Bei der Eröffnungsfeier für den Basistunnel am 1. Juni, dem eine halbjährige Testphase mit rund 5000 Güter- und Personenzügen folgte, hatte Bundeskanzlerin Angela Merkel schon gesagt: „Wir wissen, dass wir verspätet sind.“ Die Bundesrepublik sei durch die Eröffnung aber angespornt.
Bereits heute fahren rund die Hälfte der alpenquerenden Transporte der Deutsche-Bahn-Tochter DB Cargo durch die Schweiz, wie ein Bahnsprecher berichtet.

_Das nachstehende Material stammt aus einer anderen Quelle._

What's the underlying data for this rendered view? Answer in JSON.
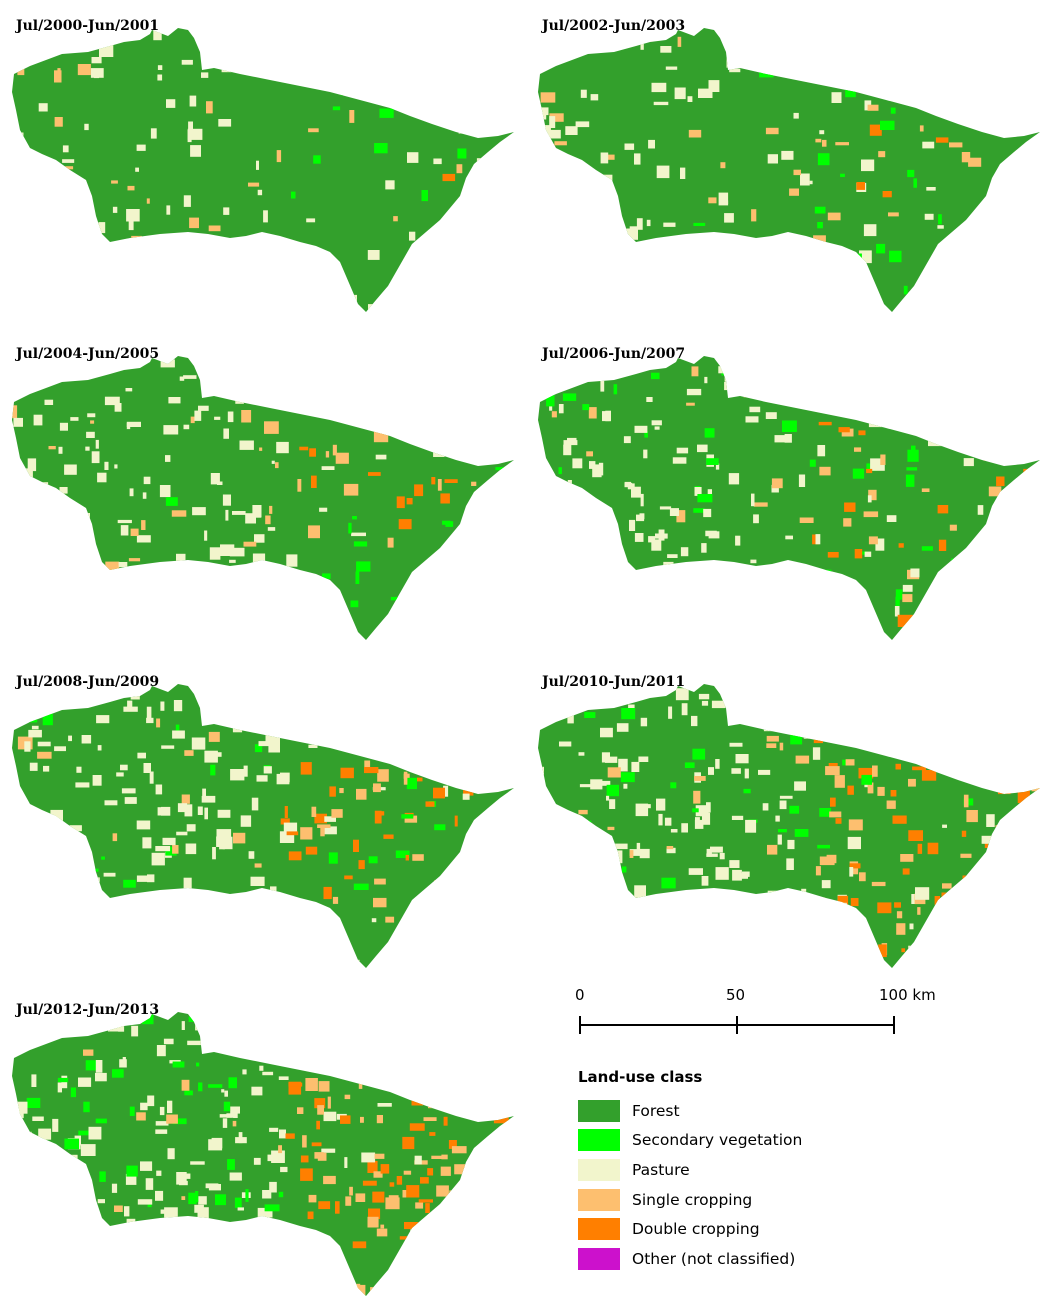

Ein Drittel aller Güterzugfahrten am Gotthard würden im Auftrag von Kunden aus der Montan- und Logistikbranche abgewickelt. „Der weitere Verlagerungseffekt auf die Schiene ist noch nicht sofort spürbar“, heißt es bei der Bahn angesichts der Engpässe bei den Anschlussstrecken. DB Cargo erwarte erst mit Öffnung des Ceneri-Tunnels ab 2021 ein Wachstum von fünf Prozent jährlich.
Die flache Anfahrt zum Gotthard-Basistunnel ist dessen größter Vorteil: Sie erlaubt im Unterschied zur historischen Bergstrecke längere Züge mit größerem Gewicht, weniger Loks und kürzere Fahrzeiten. Statt bisher 180 Güterzüge pro Tag können es künftig bis zu 260 sein.
Für Reisende verkehren nun erst einmal der EC Zürich-Mailand, der IC Zürich-Lugano und der IC Basel-Lugano im Zwei-Stunden-Takt. Insgesamt sind es rund 50 Personenzüge täglich. Zudem soll im Dezember 2017 eine tägliche Direktverbindung Frankfurt-Mailand durch die Schweiz eingerichtet werden.